A team of Evanston Township High School students reached the Outstanding level of recognition in the 2014 COMAP High School Mathematical Contest in Modeling and five teams reached the Meritorious level. The 17th annual contest by the Consortium for Mathematics and its Applications (COMAP) offered high school students the opportunity to work on complex, open-ended problems to develop a reasonable solution via a mathematical model.

Known among students as the “36-Hour Problem,” the international contest challenges students, who work in teams of up to four, to take on one of two real-world problems. They use skills and knowledge from math, science and computer science classes to develop possible solutions for problems that have no single, correct answer. The ETHS team sponsors were Glenford Gordon and Mark Vondracek.

Each high school team chose one problem from two modeling challenges and then constructed their solutions:

i. Optimizing the rate of unloading passengers from subway trains and having them exit the station; or 

ii. Developing measures that can best contain the spread of a disease, such as Ebola, in a small village in Indonesia.

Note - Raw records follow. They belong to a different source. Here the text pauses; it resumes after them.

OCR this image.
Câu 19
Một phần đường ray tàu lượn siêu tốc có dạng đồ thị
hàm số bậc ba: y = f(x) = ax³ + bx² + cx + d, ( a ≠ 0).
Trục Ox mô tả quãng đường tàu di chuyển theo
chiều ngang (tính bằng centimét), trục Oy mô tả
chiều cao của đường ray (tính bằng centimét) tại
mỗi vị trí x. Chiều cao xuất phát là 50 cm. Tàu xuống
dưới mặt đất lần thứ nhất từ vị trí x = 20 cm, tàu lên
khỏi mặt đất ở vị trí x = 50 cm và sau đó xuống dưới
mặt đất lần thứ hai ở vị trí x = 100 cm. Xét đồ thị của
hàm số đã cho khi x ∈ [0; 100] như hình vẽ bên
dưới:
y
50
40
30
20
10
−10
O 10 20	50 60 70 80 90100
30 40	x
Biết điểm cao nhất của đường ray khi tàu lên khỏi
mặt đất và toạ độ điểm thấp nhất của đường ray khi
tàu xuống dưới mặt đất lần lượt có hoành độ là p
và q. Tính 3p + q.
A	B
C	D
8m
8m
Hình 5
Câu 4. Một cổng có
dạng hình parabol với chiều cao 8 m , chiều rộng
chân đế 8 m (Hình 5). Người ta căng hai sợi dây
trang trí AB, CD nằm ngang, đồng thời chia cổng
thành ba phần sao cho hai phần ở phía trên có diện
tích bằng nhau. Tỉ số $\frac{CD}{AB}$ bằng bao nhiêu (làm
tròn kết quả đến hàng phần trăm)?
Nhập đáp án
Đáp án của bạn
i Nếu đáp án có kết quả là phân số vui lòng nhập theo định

The ETHS team recognized as Outstanding presented one of only nine top papers submitted (approximately the top 1%) and will have its solution paper published in one or more of COMAP’s professional mathematics journals: ·ETHS seniors Sean Finn-Samuels, Graham Straus, and Nate Umbanhowar and junior Zane Kashner.

These ETHS teams recognized as Meritorious represented the top 25% of solution papers:

• Seniors Rebecca Conover, Micaela Homer, Rachel Kornbluh and Jordan Rosen-Kaplan

• Seniors Benedict Brady, Emma Chanen, Justin Liao and Henry McDonald

• Seniors Ben Foutty, Kevin Klyman, Mille Rosen and Aly Singleton

• Juniors Christian Landis, Alex and Seth Paternostro and Andrew Simon

• Juniors Alex Brooke, Paul Clarke and Spencer Eanes

“We had 11 other teams of students who earned Honorable Mention and Successful Participant status,” added Vondracek. “This is a total of 17 teams who voluntarily spent most of a weekend back in November doing intense STEM work.”